La Guillotine sera elle aussi l'un des aspects les plus terribles de cette folie coloniale sanguinaire. Un Gouvernement aux abois qui s'est mis à trancher les têtes de manière industrielle, hâtivement.

Une guillotine besogneuse et sourde à toutes ces injustices , parfois refusant même de faire son travail comme ce fut le cas avec le Chahid Ahmed Zabana, expéditive à l'image de cette justice d'exception qui refusera de reconnaitre depuis toujours en chaque insurgé qu'elle jugera un détenu politique ou un prisonnier de guerre. Une Guillotine derrière laquelle se cachait l'homme le plus ambivalent, comme la France a toujours su en produire : François Mitterrand, Ministre de la Justice, qui refusera d'accorder la clémence à 32 des 45 condamnés à mort entre février 1956 et mai 1957.

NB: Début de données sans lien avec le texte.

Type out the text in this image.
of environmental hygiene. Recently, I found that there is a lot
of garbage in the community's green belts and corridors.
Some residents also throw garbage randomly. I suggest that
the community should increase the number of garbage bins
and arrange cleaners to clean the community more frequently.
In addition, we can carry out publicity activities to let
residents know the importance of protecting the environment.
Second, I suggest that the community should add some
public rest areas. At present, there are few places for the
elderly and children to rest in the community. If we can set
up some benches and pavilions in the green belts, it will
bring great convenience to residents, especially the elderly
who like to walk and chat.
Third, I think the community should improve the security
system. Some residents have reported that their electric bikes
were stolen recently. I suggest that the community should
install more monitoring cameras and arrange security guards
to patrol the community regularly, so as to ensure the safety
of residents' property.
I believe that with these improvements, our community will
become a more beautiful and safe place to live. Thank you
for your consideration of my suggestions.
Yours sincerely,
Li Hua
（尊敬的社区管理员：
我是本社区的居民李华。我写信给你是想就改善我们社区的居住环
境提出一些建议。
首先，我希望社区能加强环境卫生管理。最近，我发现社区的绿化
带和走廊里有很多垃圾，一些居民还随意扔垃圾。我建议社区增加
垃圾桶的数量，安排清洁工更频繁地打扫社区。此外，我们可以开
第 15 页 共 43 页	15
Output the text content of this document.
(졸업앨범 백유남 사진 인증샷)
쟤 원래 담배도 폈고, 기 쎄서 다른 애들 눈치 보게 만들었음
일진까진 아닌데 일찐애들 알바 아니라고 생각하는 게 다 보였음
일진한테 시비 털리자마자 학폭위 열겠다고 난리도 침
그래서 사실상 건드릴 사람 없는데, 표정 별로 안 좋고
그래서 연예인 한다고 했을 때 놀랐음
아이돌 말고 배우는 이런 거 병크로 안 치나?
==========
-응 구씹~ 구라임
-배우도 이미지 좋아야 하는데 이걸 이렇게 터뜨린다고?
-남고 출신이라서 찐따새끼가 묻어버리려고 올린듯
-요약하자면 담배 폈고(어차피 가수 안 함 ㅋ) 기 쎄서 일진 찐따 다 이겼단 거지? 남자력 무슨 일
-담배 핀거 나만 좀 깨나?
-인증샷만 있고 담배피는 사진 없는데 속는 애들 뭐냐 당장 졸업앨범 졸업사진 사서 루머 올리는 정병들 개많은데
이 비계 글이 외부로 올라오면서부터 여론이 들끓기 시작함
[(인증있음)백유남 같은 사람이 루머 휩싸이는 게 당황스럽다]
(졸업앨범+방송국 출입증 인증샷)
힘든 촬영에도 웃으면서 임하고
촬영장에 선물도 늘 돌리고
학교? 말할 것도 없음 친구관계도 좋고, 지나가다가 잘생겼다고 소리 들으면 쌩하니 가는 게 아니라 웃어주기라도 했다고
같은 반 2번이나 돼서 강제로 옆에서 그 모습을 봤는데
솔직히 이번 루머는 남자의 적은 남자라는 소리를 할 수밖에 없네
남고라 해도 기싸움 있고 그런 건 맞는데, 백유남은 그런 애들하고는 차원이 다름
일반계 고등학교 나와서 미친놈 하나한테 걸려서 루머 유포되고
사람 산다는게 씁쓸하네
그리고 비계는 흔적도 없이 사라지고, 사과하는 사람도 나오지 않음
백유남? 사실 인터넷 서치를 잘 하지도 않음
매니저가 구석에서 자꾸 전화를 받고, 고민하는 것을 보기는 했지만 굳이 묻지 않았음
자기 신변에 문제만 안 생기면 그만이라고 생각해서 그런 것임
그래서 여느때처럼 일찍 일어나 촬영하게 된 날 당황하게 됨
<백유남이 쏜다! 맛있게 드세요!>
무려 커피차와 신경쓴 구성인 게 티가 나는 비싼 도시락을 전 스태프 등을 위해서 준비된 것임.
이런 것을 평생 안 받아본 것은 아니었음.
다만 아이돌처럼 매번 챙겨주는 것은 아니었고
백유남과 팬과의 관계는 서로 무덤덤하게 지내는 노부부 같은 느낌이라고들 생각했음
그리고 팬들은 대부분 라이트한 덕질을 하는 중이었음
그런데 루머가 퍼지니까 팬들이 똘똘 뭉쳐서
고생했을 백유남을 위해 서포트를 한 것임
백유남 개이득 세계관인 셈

Ce même personnage qui allait vingt-quatre ans plus tard abolir la peine de mort et qui se taira à tout jamais sur cette période sombre de son passé, lui l'homme de gauche. (23)

« Les 40 exécutions capitales de l'année 1957 à Alger ont, en effet, été rendues possibles - après des condamnations prononcées par des tribunaux militaires dont les audiences ne duraient souvent qu'une vingtaine de minutes » (24) L'Algérie versera un lourd tribut face à cet ennemi implacable. 222 algériens seront guillotinés entre 1956 et 1959. Le Gouvernement français se résignera à utiliser le Peloton d'exécution, procédé moins infamant, qu'à partir de Juillet 1959. On y exécutera 100 condamnés à mort. Il y a d'autres lieux où la tragédie qui s'y déroulait, comme toujours à l'abri des regards, était plus violente que celle qui s'y passait ailleurs. Il s'agit de ces horribles Camps de regroupements, comparés à des camps de concentration, lieux horribles où on laissera s'installer un « Génocide » qui ne dit pas son nom. « Des espaces de vie sous étroit contrôle militaire où, en l''absence de toute infrastructure économique et sanitaire, les Algériens étaient voués à une misère extrême. La surmortalité infantile en fut l'indicateur le plus marquant ». (25)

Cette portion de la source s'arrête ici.